Abbas calls for 'international protection regime' for Palestinians

Geneva (AFP) - Palestinian president Mahmud Abbas called Wednesday for the creation of a "special regime" for the protection of his people, as a wave of deadly Israeli-Palestinian violence showed no sign of abating.

Abbas called on the United Nations, "more urgently than any time before, to set up a special regime for international protection for the Palestinian people, immediately and urgently."

Accusing Israel of carrying out "extrajudicial killings", he called for the United Nations, and especially the Security Council, as well as member states to shoulder their responsibility.

"We need protection, and we look to you," he told a special meeting of the UN Human Rights Council on the escalating crisis.

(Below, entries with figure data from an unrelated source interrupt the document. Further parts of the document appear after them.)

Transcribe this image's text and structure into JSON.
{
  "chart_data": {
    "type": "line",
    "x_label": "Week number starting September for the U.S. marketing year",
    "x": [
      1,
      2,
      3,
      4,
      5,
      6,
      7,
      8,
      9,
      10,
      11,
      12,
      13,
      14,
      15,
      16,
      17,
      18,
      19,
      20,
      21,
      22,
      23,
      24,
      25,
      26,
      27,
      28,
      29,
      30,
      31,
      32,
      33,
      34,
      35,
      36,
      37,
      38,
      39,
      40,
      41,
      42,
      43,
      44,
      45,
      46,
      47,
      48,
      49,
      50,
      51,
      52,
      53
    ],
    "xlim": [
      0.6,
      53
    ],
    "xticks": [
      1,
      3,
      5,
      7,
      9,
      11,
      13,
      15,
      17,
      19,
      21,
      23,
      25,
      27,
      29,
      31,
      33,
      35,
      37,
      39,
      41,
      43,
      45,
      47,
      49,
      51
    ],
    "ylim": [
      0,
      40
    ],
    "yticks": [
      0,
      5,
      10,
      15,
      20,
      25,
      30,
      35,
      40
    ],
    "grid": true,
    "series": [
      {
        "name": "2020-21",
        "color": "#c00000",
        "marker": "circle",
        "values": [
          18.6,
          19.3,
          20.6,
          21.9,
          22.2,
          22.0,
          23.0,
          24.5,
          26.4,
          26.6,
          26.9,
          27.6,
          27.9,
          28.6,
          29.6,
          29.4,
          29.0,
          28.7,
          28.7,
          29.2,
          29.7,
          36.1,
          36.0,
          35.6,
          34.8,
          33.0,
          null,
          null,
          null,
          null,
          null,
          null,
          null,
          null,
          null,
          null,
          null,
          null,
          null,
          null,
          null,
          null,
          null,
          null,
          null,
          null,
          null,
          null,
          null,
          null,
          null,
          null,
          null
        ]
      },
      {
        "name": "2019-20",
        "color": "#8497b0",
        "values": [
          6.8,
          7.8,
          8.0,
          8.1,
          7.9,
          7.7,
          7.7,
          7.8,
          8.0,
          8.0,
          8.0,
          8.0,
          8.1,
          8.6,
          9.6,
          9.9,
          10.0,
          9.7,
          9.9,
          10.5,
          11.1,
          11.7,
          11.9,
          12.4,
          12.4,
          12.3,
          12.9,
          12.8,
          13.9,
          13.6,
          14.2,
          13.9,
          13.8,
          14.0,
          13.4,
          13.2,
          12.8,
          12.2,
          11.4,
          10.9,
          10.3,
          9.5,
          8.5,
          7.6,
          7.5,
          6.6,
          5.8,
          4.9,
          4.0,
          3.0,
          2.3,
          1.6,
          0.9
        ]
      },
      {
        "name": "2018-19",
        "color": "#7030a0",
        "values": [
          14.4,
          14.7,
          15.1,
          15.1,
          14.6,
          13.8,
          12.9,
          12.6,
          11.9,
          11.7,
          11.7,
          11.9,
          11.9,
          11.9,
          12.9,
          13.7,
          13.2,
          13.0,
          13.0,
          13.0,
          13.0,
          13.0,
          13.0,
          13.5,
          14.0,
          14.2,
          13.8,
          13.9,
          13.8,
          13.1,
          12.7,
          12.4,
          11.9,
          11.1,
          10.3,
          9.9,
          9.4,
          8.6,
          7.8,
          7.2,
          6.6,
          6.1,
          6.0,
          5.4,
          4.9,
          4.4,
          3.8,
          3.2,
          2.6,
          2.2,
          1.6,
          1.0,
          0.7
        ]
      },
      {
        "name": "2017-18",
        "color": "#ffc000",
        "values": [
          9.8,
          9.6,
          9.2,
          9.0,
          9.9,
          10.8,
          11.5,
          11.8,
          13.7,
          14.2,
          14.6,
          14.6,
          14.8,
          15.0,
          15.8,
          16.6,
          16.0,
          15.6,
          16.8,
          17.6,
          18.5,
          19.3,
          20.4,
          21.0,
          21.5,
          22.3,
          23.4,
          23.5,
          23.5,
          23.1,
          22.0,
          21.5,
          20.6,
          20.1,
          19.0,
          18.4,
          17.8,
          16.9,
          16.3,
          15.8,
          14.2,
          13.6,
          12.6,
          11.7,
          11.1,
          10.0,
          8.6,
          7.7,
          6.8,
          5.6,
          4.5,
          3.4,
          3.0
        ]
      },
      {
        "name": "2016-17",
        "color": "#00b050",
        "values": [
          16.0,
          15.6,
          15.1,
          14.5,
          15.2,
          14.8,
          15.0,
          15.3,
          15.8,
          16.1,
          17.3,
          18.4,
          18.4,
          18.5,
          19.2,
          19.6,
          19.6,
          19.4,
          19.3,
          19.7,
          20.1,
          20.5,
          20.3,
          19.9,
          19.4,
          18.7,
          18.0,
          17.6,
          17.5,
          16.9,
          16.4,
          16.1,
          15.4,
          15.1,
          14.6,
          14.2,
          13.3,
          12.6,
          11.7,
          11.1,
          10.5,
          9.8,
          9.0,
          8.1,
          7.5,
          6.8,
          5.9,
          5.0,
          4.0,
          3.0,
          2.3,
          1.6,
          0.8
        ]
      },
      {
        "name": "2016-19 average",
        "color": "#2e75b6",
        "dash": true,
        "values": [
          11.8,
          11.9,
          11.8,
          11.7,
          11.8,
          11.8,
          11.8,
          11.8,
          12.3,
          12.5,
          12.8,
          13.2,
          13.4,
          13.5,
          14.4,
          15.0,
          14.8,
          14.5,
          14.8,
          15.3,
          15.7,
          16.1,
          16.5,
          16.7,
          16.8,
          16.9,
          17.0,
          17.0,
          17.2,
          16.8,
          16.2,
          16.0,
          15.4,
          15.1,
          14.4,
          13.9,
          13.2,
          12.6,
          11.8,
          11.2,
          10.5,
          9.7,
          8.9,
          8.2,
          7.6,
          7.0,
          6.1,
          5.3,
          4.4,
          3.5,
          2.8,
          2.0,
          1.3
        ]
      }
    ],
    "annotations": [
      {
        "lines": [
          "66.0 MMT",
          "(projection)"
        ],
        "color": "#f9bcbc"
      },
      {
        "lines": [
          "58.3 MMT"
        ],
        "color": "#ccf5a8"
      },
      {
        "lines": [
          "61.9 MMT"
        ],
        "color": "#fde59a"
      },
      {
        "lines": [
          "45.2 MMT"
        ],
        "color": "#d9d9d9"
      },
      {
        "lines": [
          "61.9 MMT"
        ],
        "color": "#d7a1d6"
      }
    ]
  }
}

"Protect us. Protect us. We need you," he said, warning that allowing the current situation to continue would "kill the last shred of hope for the two-state-solution-based peace."

UN human rights chief Zeid Ra'ad Al Hussein also voiced alarm, warning that the deadly violence rocking Israel and the Palestinian territories was "dangerous in the extreme" and could lead to a "catastrophe".

The special one-hour meeting of the United Nations' top rights body was a rare event, with only a single precedent: when Chilean President Michelle Bachelet spoke to the council in 2007.

Clashes erupted in September as an increase in Jewish visitors to Jerusalem's Al-Aqsa mosque compound alarmed Palestinians, who fear Israel is seeking to change rules that forbid Jews from praying there.

Israeli Prime Minister Benjamin Netanyahu has repeatedly denied such claims.

Clashes there spiralled into a wave of stabbings and shootings that have left nine Israelis dead since October 1. Fifty-nine Palestinians -- around half of them attackers -- and one Israeli Arab have also been killed.

And an Israeli Jew and an Eritrean have also been killed after being mistaken for attackers.

Abbas on Wednesday accused the Israelis of acting "as a state above international law," and said it has "recently stepped up its criminal practices to the point where it performed extrajudicial killings of defenceless Palestinian civilians, (and) detained their corpses, including children."

The surge in violence has prompted an intense diplomatic drive to douse tensions that many fear herald a third Palestinian intifada, or uprising, like those of 1987-93 and 2000-05, when thousands were killed in near-daily violence.

Abbas warned Wednesday that "it is no longer useful to waste time in negotiations."

"What is required is the ending of occupation," he said, insisting that was "the root" of the problems plaguing Palestinians and Israelis alike.

He called on the international community to help "stop these daily crimes committed against my people" and "protect Israel from itself."